Misalnya, di level hulu bagaimana Kementerian Pertanian seolah berjalan sendiri mencapai target surplus 10 juta ton beras, swasembada gula, jagung, kedelai, dan daging sapi pada 2014. Untuk mencapai itu, mutlak perlu tambahan lahan dan ketersediaan air. Namun, Kementerian Kehutanan justru mengobral lahan (hutan) untuk segelintir pengusaha tambang, HPH, HTI, atau perkebunan. Target pembangunan dan perbaikan infrastruktur (irigasi, jalan, pelabuhan, dan lain-lain) Kementerian PU juga tak nyambung dengan target-target swasembada.

Penuh Paradoks
Terjadilah paradoks yang tidak masuk akal. Program peningkatan daya saing, peningkatan produksi dan kesejahteraan petani selalu didengungkan, tetapi pada saat yang sama degradasi sumber daya tanah, air, dan iklim akibat pembabatan hutan dan buruknya implementasi tata ruang akibat intervensi pemodal kuat/pejabat dengan argumen sumber devisa terus berlangsung nir-intervensi.

Daya tampung dan distribusi daerah aliran sungai juga kian memburuk karena infrastruktur irigasi tak pernah dibenahi. Waduk-waduk besar di Jawa airnya kritis. Mungkinkah menanam kalau air tak tersedia cukup? Pupuk, bibit unggul, dan semua input tak akan optimal tanpa air. Berlanjutnya konversi lahan produktif membuat investasi irigasi dan jalan jadi muspro ’sia-sia’.

Di hilir, kondisinya makin parah. Bukan saja tak terkoordinasi, kepentingan setiap kementerian justru bertolak belakang. Semua pihak berpikir untuk kepentingan sektoral. Ketika Kementerian Pertanian mati-matian menggenjot produksi, Kementerian Perdagangan justru mengobral izin impor. Keputusan mengimpor 1 juta ton beras pada saat panen masih berlangsung dan pemangkasan subsidi pupuk dari 10 juta ton jadi 8,5 juta ton untuk menambal defisit APBN hanya contoh kecil dari aneka kontradiksi itu. Nihilnya dukungan bank, pencabutan subsidi, tidak fokusnya perencanaan SDM pertanian, liberalisasi kebablasan, dan tidak bersenyawanya lembaga pendidikan dan riset dengan petani akhirnya membuat berbagai upaya menjadi sia-sia.

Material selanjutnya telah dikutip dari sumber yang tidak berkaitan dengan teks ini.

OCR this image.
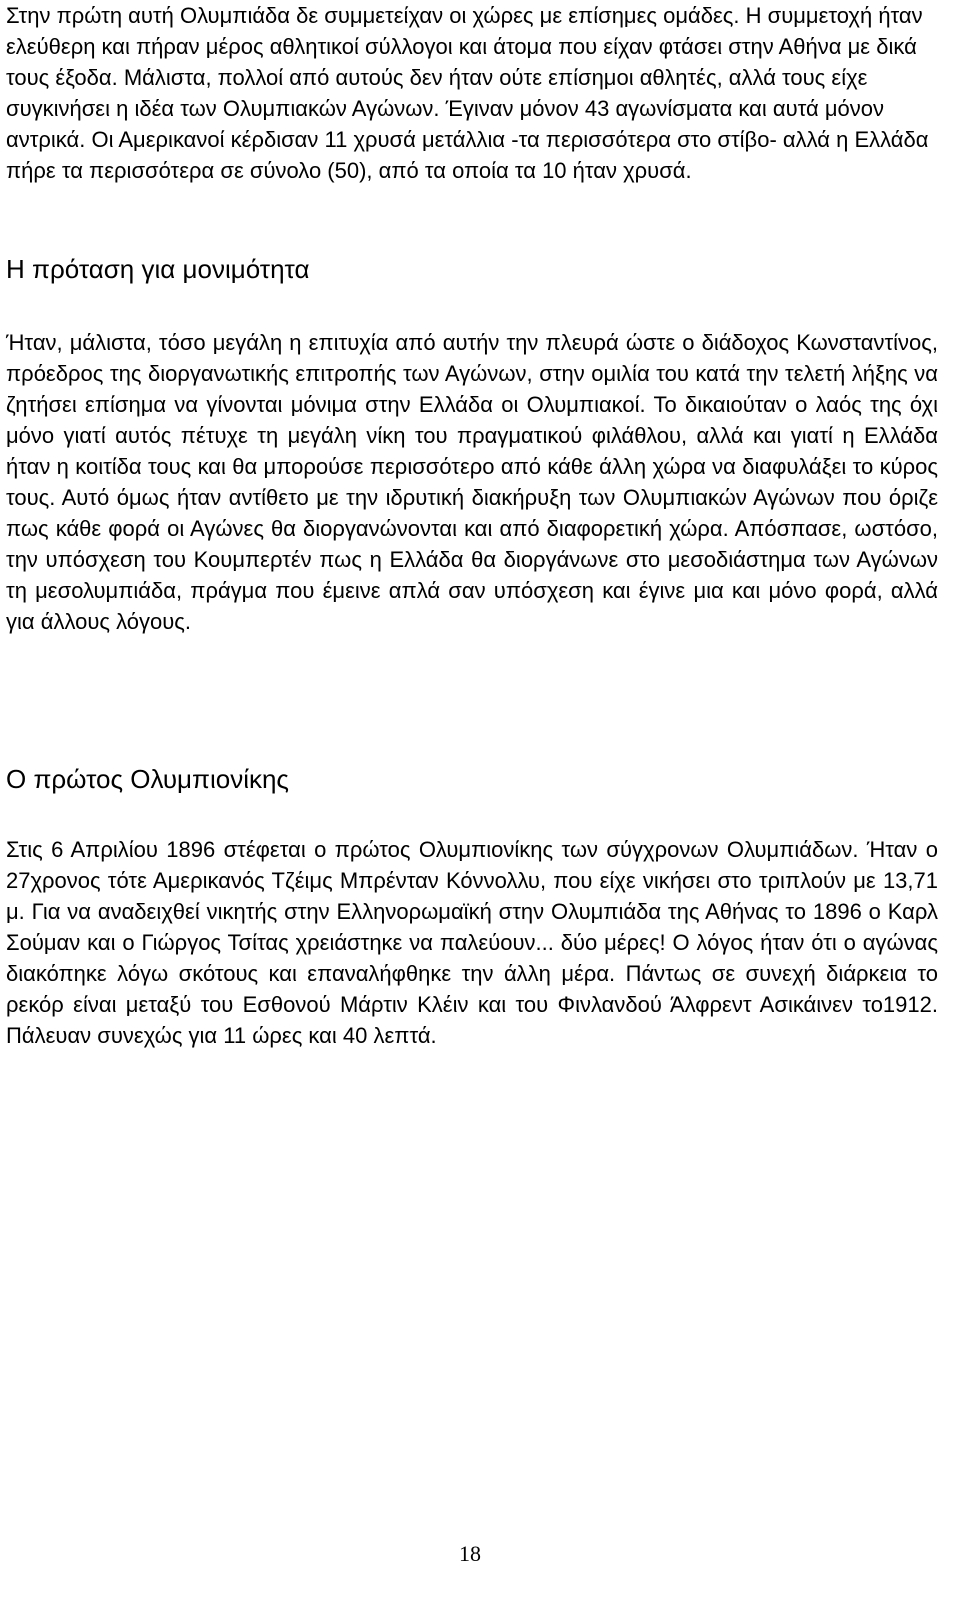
Στην πρώτη αυτή Ολυμπιάδα δε συμμετείχαν οι χώρες με επίσημες ομάδες. Η συμμετοχή ήταν ελεύθερη και πήραν μέρος αθλητικοί σύλλογοι και άτομα που είχαν φτάσει στην Αθήνα με δικά τους έξοδα. Μάλιστα, πολλοί από αυτούς δεν ήταν ούτε επίσημοι αθλητές, αλλά τους είχε συγκινήσει η ιδέα των Ολυμπιακών Αγώνων. Έγιναν μόνον 43 αγωνίσματα και αυτά μόνον αντρικά. Οι Αμερικανοί κέρδισαν 11 χρυσά μετάλλια -τα περισσότερα στο στίβο- αλλά η Ελλάδα πήρε τα περισσότερα σε σύνολο (50), από τα οποία τα 10 ήταν χρυσά.

Η πρόταση για μονιμότητα

Ήταν, μάλιστα, τόσο μεγάλη η επιτυχία από αυτήν την πλευρά ώστε ο διάδοχος Κωνσταντίνος, πρόεδρος της διοργανωτικής επιτροπής των Αγώνων, στην ομιλία του κατά την τελετή λήξης να ζητήσει επίσημα να γίνονται μόνιμα στην Ελλάδα οι Ολυμπιακοί. Το δικαιούταν ο λαός της όχι μόνο γιατί αυτός πέτυχε τη μεγάλη νίκη του πραγματικού φιλάθλου, αλλά και γιατί η Ελλάδα ήταν η κοιτίδα τους και θα μπορούσε περισσότερο από κάθε άλλη χώρα να διαφυλάξει το κύρος τους. Αυτό όμως ήταν αντίθετο με την ιδρυτική διακήρυξη των Ολυμπιακών Αγώνων που όριζε πως κάθε φορά οι Αγώνες θα διοργανώνονται και από διαφορετική χώρα. Απόσπασε, ωστόσο, την υπόσχεση του Κουμπερτέν πως η Ελλάδα θα διοργάνωνε στο μεσοδιάστημα των Αγώνων τη μεσολυμπιάδα, πράγμα που έμεινε απλά σαν υπόσχεση και έγινε μια και μόνο φορά, αλλά για άλλους λόγους.

Ο πρώτος Ολυμπιονίκης

Στις 6 Απριλίου 1896 στέφεται ο πρώτος Ολυμπιονίκης των σύγχρονων Ολυμπιάδων. Ήταν ο 27χρονος τότε Αμερικανός Τζέιμς Μπρένταν Κόννολλυ, που είχε νικήσει στο τριπλούν με 13,71 μ. Για να αναδειχθεί νικητής στην Ελληνορωμαϊκή στην Ολυμπιάδα της Αθήνας το 1896 ο Καρλ Σούμαν και ο Γιώργος Τσίτας χρειάστηκε να παλεύουν... δύο μέρες! Ο λόγος ήταν ότι ο αγώνας διακόπηκε λόγω σκότους και επαναλήφθηκε την άλλη μέρα. Πάντως σε συνεχή διάρκεια το ρεκόρ είναι μεταξύ του Εσθονού Μάρτιν Κλέιν και του Φινλανδού Άλφρεντ Ασικάινεν το1912. Πάλευαν συνεχώς για 11 ώρες και 40 λεπτά.

18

Yang paling parah, sejak otonomi daerah, Kementerian Pertanian seperti anak tiri karena tak punya ”tangan dan kaki” di daerah. Apalagi para elite daerah tak menjadikan pertanian dan pangan sebagai driver pencitraan. Mustahil berharap inovasi pembangunan pertanian-pangan lahir dari daerah. Padahal, implementasi dan eksekusi program ada di daerah. Dalam kondisi seperti itu, petani miskin dan gurem berjuang sendiri. Sampai kapan ini berlangsung? Mungkinkah menumpukan pangan kepada petani miskin-gurem?

Saat ini, pemerintah-DPR tengah menuntaskan revisi UU No 7/1996 tentang Pangan. Dalam Pasal 113 RUU Pangan, diusulkan pembentukan Kementerian Negara Urusan Pangan. Kementerian bertugas merumuskan dan melakukan koordinasi kebijakan pangan nasional, menjamin ketersediaan, akses, stabilisasi, dan keamanan pagan nasional.  

Akankah masalah pangan usai dengan pembentukan kelembagaan ini? Tentu tidak. Selain kelembagaan, lebih penting lagi adalah keberpihakan, keberpihakan pada petani dan produksi domestik. Tanpa keberpihakan, kelembagaan hanya macan ompong.